Senate rejects creation of commission to trim federal deficit
Reporting from Washington — The Senate on Tuesday rejected a proposal to establish a potentially powerful commission to reduce the federal budget deficit, despite President Obama’s endorsement and swelling voter anger about government spending and debt.
The bipartisan measure would have required Congress to accept or reject the commission’s recommendations without making changes, a provision designed to prevent lawmakers from dodging the most politically risky proposals.
The vote came hours after the Congressional Budget Office issued a report predicting that the 2010 budget deficit would be $1.35 trillion, a slight improvement from 2009’s $1.4 trillion but still higher as a share of the economy than any other year since World War II. It predicted the pace of economic recovery would be slow.
In addition, the CBO reported the government was on course to double the national debt in five years and to triple it in a decade.
Political pressure to rein in federal spending has intensified in the wake of the Democratic Party’s surprising loss of the late Edward M. Kennedy’s Senate seat last week.
Many analysts blamed the outcome of the Massachusetts special election on voter frustration at federal spending and debt.
Against that backdrop, the White House said Monday that it would try to curb deficits by imposing a three-year freeze on government spending. But critics derided that as a fig leaf because the freeze would apply only to a small part of the budget.
Obama is also likely to tell Congress in his State of the Union address today that he will freeze the salaries of his top White House aides and of appointees across the government, according to a senior administration official who spoke on condition of anonymity in order to discuss the speech in advance.
Obama has said he is willing to set up a deficit-reduction commission by executive order. But critics say a presidentially created panel would be toothless because it could not force Congress to act.
Even as Democrats scramble to show their commitment to deficit reduction, they are contemplating major new spending initiatives. Those include legislation on job creation, the healthcare overhaul and a long-delayed effort to increase Medicare payments to doctors.
Proponents of the rejected deficit commission argue that the nation’s fiscal problems have gotten so big that Congress cannot handle them -- and the CBO report laid out the stark challenges.
“Is there any doubt that we are on a collision course with economic reality?” asked Senate Budget Chairman Kent Conrad (D-N.D.), sponsor of the deficit commission proposal. “There is no question that doing things the same old way that has led to this crisis is unlikely to lead to a different result.”
The Senate vote was 53 to 46, seven short of the 60 needed for approval.
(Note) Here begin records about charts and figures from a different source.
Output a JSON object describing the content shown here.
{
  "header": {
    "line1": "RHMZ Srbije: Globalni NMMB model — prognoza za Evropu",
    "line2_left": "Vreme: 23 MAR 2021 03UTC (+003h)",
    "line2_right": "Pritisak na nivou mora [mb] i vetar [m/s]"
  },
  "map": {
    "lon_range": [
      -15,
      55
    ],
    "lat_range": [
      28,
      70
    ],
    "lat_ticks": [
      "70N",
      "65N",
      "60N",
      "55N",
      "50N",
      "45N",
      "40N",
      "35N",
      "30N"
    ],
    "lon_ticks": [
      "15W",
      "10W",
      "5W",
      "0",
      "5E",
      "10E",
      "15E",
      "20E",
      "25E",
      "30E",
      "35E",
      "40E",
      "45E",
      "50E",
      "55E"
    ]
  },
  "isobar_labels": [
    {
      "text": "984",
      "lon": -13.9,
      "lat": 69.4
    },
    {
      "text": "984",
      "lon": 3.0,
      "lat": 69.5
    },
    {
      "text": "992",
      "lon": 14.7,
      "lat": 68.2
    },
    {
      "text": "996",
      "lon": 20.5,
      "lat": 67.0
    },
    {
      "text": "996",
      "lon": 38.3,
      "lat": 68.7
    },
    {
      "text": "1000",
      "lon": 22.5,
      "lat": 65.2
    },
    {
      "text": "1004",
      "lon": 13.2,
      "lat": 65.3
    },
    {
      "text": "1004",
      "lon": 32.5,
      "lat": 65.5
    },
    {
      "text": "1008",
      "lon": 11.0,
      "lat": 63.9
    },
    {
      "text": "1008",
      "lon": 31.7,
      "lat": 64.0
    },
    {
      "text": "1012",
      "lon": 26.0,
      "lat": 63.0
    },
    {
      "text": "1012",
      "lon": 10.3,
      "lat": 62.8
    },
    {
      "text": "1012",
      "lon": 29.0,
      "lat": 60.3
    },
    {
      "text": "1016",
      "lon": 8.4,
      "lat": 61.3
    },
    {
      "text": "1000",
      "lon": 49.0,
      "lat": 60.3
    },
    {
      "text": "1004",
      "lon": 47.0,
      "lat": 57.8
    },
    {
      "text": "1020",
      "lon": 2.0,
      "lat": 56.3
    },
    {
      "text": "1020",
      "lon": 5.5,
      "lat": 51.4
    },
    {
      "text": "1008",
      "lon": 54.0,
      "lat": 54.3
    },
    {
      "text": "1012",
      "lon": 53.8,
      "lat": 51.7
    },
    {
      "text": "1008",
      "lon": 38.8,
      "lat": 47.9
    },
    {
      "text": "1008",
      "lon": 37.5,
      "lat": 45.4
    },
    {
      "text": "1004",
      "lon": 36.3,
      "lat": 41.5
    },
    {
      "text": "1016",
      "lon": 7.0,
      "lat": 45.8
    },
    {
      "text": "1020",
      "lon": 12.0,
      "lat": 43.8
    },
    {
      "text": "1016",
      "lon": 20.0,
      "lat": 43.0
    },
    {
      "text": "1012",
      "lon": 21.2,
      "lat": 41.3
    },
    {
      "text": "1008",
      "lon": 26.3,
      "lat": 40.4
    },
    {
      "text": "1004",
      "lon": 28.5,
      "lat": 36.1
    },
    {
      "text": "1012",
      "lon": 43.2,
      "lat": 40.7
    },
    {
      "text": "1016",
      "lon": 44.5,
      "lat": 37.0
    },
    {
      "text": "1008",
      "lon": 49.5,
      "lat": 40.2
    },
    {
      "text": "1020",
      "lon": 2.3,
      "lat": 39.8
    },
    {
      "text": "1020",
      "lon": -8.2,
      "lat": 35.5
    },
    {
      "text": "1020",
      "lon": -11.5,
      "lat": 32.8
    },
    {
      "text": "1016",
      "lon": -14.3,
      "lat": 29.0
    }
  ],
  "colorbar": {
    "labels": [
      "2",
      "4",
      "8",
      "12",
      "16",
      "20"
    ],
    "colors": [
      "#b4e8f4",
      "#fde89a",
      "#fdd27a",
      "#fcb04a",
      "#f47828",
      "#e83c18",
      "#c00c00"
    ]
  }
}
The vote was a rare display of bipartisanship: Supporting the proposal were 36 Democrats, 16 Republicans and one independent. The opposition was a coalition of Republicans who worried that the panel would give new impetus to tax hikes and Democrats concerned that it would force cuts in Medicare and other prized programs.
Others opposed the proposal because Congress would have been forced to vote on the panel’s recommendations without alteration. That approach was taken years ago as a way to force Congress to allow the closure of unneeded military bases. But taking that tack on the budget, Senate Finance Committee Chairman Max Baucus (D-Mont.) said, would reduce senators to rubber-stamping bureaucrats, stripped of power and responsibility to decide how to reduce the deficit.
“Bureaucrats do not enact great legislation; senators do,” Baucus said. “Let us not shirk our responsibility.”
Sen. Judd Gregg (R-N.H.), a cosponsor of the proposal, said its defeat was “yet another indication that Congress is more concerned with the next election than the next generation.” Gregg is retiring from Congress at the end of the year.
The deficit commission was proposed as an amendment to legislation that would increase the ceiling on federal borrowing by $1.9 trillion, to $14.3 trillion.
The larger ceiling, Democrats hope, would be enough to last through the 2010 election -- forestalling another difficult vote during the fall campaign.
Raising the debt ceiling is an unpopular vote, and Senate Majority Leader Harry Reid (D-Nev.) will have to gather 60 votes to end debate -- a hurdle that could prove challenging.
In advance of Obama’s State of the Union address, his proposal for a three-year freeze on spending got mixed reviews. Liberals protested that defense spending would be exempt. Conservatives complained that it was too little too late, coming after a year in which Congress boosted discretionary spending by 17%.
“It’s as if someone stumbled out of an all-you-can-eat buffet in a food coma and vowed to eat no more than that every day for the next three years,” said John Kartch, spokesman for the conservative group Americans for Tax Reform.
White House Press Secretary Robert Gibbs said the proposal was a modest start to what he acknowledged would be far bigger budget battles.
“I don’t think this is intended to solve all our problems,” he said. But, he added, “if we can’t make these steps, how are you going to go after stuff that we know is politically hard?”
Times staff writer Noam N. Levey contributed to this report.